Один из тех, кто умел быть жестоким и гордился этим (Л. Троцкий), прочитав позднее воспоминания Набокова, прокомментировал их с присущей ему самоуверенностью, цветистостью и игрой воображения:
«В течение этих пяти дней февраля, когда кипела революционная борьба на студеных улицах столицы, перед нами не раз, словно тень, мелькал силуэт либерала из дворянской семьи, сына бывшего царского министра юстиции Набокова — почти символ человека, поглощенного самим собой, эгоиста. Набоков провел эти решающие дни восстания, запершись в четырех стенах своей канцелярии и своего домашнего кабинета „в грустном и тревожном ожидании“… Во время своего берлинского изгнания, где он был убит случайной пулей белогвардейца, он написал мемуары о Временном правительстве, не лишенные интереса. Зачтем это в его пользу»
Отмечая предельную честность и скромность В.Д. Набокова, занявшего столь небольшой пост в правительстве своих друзей, историк Михаил Геллер в предисловии к парижскому изданию воспоминаний В.Д. Набокова писал, что человек этот
«принадлежал к лучшим представителям „ордена“ русской интеллигенции. Обладал всеми ее достоинствами. И ее недостатками, которые обнажились в первые же месяцы после революции. Русская интеллигенция, русские либералы оказались неподготовленными к революции, о которой столько времени мечтали, которую столько времени готовили.
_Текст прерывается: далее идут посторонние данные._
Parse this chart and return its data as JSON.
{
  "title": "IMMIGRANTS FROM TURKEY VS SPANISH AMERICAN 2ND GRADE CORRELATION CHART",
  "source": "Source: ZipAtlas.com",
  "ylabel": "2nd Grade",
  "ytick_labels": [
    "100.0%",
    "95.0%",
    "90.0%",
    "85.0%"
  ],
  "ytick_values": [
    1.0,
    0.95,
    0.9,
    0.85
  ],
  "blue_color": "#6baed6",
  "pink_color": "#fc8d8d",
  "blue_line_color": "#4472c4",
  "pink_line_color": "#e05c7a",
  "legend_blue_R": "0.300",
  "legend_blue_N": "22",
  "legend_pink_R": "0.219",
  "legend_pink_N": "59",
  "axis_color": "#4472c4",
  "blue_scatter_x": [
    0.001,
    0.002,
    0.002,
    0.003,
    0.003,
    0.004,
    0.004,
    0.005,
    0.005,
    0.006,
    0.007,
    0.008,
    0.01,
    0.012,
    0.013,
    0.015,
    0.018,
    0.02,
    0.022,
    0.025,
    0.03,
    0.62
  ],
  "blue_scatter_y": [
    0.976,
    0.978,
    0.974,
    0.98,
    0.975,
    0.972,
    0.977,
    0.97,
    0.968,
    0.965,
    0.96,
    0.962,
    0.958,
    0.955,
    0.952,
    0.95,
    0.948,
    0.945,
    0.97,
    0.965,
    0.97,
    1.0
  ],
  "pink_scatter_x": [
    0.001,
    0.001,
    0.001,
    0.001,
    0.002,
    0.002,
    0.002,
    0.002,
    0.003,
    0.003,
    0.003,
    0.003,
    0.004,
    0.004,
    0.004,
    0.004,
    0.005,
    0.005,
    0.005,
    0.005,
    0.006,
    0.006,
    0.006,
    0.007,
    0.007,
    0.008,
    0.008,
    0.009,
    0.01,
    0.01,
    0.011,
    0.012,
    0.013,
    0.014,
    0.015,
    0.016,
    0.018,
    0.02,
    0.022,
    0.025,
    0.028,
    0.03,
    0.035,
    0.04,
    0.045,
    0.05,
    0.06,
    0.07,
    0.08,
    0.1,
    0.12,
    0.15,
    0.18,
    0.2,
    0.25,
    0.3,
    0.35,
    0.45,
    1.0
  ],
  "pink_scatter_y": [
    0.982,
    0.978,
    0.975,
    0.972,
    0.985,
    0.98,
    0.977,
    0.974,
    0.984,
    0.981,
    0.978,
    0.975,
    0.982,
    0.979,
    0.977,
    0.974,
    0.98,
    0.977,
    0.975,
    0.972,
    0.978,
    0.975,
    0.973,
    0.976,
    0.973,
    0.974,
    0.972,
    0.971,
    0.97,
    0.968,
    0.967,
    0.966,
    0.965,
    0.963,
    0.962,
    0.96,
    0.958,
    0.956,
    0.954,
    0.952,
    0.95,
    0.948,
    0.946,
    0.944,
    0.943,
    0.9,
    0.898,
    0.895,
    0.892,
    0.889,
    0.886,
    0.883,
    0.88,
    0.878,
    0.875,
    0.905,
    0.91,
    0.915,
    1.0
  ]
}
Положительные качества оборачивались отрицательными: общественное служение становилось слепой верой „в народушко“, идеализм превращался в политическую незрелость, жертвенность — в безволие, личная отвага — в беспечность, вера в будущее — в отсутствие представления о реальности».
…Занятия в Тенишевском училище между тем продолжались, и младший Набоков все с той же последовательностью отказывался интересоваться политикой, приводя этим в ярость темпераментного поэта-директора В. Гиппиуса.
Потом он снова отлеживался дома — ему вырезали аппендикс. А потом было лето в Выре, их последнее лето. Однажды он встретил в поезде Валю Шульгину и ощутил укол прежней нежности (а может, и прежней ревности тоже, — вспомните описание этой встречи в «Машеньке»: «на нежной шее были лиловые кровоподтеки»). Она вышла на какой-то станции (в «Других берегах», «сошла по ступенькам вагона в жасмином насыщенную тьму». В «Машеньке» тьмы в этой сцене нет, зато есть другое: «чем дальше она отходила, тем яснее ему становилось, что он никогда не разлюбит ее»).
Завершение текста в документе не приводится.